What little Deek knows of the opposite sex he learned in Maxim magazine, and he’s frustrated that his new powers haven’t helped him get laid.

One side effect of his new-found mojo: The aura he radiates makes him appear to vampires as the most delicious-looking human they’ve ever met. He’s like super-concentrated life.

Agatha is one of the youngest vampires. As a human she was a genius without peer, and the vampires converted her. She’s a little odd, however, and no vampire can understand why. The identity of her parent is a secret closely guarded by the council; she has never met her parent and doesn’t feel the same connection that other vampires do. In fact, she is an orphan, a concept completely foreign to vampire thought. She never even considers the possibility, and no one else does either, except…

Igon is the senior member of the council, a wily and corrupt vampire whose power has been growing steadily over time. Igon also knows how to bring true death to a vampire, and has more than once resorted to cannibalism. He is a champion of Agatha, and he killed her ‘parent’ moments after she was converted so he would not be a rival for her attention.

Lumír would be Julius Caesar if this was ancient Rome. He is an ambitious young vampire with a mean streak, and he thinks it’s time for the council to be swept aside.

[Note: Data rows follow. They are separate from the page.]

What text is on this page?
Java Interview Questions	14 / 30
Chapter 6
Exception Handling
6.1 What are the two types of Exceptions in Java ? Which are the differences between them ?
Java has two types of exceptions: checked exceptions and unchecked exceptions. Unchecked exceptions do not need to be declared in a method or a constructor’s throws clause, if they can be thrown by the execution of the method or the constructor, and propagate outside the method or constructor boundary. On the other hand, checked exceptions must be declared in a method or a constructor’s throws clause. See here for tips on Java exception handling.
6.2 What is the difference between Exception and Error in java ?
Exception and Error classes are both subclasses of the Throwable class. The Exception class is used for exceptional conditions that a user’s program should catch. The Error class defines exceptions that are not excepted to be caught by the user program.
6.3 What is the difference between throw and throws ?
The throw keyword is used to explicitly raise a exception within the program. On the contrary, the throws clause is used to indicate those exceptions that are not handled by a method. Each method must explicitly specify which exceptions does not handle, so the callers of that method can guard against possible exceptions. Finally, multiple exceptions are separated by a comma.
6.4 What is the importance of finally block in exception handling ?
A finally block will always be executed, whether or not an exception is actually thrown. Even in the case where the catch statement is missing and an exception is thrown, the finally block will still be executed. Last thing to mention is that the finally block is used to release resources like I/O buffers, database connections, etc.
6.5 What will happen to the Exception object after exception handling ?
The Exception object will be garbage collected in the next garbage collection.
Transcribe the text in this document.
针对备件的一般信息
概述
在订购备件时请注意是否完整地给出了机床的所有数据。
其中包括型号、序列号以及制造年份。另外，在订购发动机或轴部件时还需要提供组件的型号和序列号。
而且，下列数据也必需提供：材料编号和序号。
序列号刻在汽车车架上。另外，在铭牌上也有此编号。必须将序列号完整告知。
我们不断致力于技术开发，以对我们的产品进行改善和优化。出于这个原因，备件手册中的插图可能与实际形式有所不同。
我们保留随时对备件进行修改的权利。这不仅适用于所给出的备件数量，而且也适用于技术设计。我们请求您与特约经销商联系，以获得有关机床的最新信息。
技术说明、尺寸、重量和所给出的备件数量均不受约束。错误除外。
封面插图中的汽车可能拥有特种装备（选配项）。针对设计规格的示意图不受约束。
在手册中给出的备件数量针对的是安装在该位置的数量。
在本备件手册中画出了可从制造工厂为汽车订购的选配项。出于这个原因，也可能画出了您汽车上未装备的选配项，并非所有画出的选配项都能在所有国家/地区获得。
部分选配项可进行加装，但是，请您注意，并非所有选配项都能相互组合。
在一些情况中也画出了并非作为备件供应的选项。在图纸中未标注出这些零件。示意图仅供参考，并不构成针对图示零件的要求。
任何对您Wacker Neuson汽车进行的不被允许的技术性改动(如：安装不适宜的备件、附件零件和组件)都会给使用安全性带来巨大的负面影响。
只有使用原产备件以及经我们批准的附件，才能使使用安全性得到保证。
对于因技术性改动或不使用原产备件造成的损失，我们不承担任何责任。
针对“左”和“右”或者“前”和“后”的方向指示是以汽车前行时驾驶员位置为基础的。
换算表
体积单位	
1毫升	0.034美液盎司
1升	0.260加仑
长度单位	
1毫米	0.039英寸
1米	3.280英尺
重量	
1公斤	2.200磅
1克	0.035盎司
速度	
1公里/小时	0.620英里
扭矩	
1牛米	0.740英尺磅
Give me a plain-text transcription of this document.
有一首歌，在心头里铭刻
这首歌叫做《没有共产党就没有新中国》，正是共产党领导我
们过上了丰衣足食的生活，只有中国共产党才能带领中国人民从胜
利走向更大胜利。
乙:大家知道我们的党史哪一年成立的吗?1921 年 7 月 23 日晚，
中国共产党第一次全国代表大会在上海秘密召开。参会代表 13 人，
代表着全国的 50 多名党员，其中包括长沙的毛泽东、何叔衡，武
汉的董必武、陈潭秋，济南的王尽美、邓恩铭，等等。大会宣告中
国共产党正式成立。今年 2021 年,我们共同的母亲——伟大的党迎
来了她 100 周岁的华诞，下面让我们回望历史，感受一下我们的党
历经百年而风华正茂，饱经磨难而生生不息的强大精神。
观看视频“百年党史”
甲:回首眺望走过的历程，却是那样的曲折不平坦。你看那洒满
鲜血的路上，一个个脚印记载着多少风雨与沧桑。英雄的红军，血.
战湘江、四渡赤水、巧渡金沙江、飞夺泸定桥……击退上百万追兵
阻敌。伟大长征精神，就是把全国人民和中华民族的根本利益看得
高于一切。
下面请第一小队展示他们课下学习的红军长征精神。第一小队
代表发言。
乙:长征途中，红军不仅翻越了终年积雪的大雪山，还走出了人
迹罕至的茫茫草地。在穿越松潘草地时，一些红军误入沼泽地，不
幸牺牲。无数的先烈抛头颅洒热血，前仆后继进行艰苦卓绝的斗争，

Modern technology should allow vampires to control humanity like never before, turning the world into a giant food factory filled with ignorant, sated, masses following the vampires’ lead blindly. At the 48,000 word mark Lumír crosses his Rubicon, and he engineers a crisis in the council that leads to violence, while Lumír waits in the wings with his outsider friends. When I was telling myself ‘get to the action!’ I was telling myself that Lumír was ready to stir the pot.

Yvette was originally converted to be part of a harem, but her intelligence and personality were strong enough for her to carve her own life. She loves to play with her food. Filled with a lust for life, she is one of Agatha’s only friends. Yvette’s parent was Agatha’s lover for a while, but that didn’t end well at all. Yvette has angered a council member and as a result has not been granted a hunting license in a long time. She is starving.

Jody is a waitress at a local pizza joint, who is increasingly impressed by Deek’s maturation as he is forced to get a job, move out from his mom’s basement, and get his act together. He has risen in her estimation to the “good enough for my friend” status. Deek has a serious crush on her, and has come up with an idea for separating her from her boyfriend. His plan may have complications. I’m just saying is all.

So there you have it! A partially-realized partial idea for a novel. Not all the characters make it to the end, and others come in now and then to mix things up.

When you’re the leader of the vampire council and you’re on the wrong continent when conflict breaks out, time zones can be a real bitch.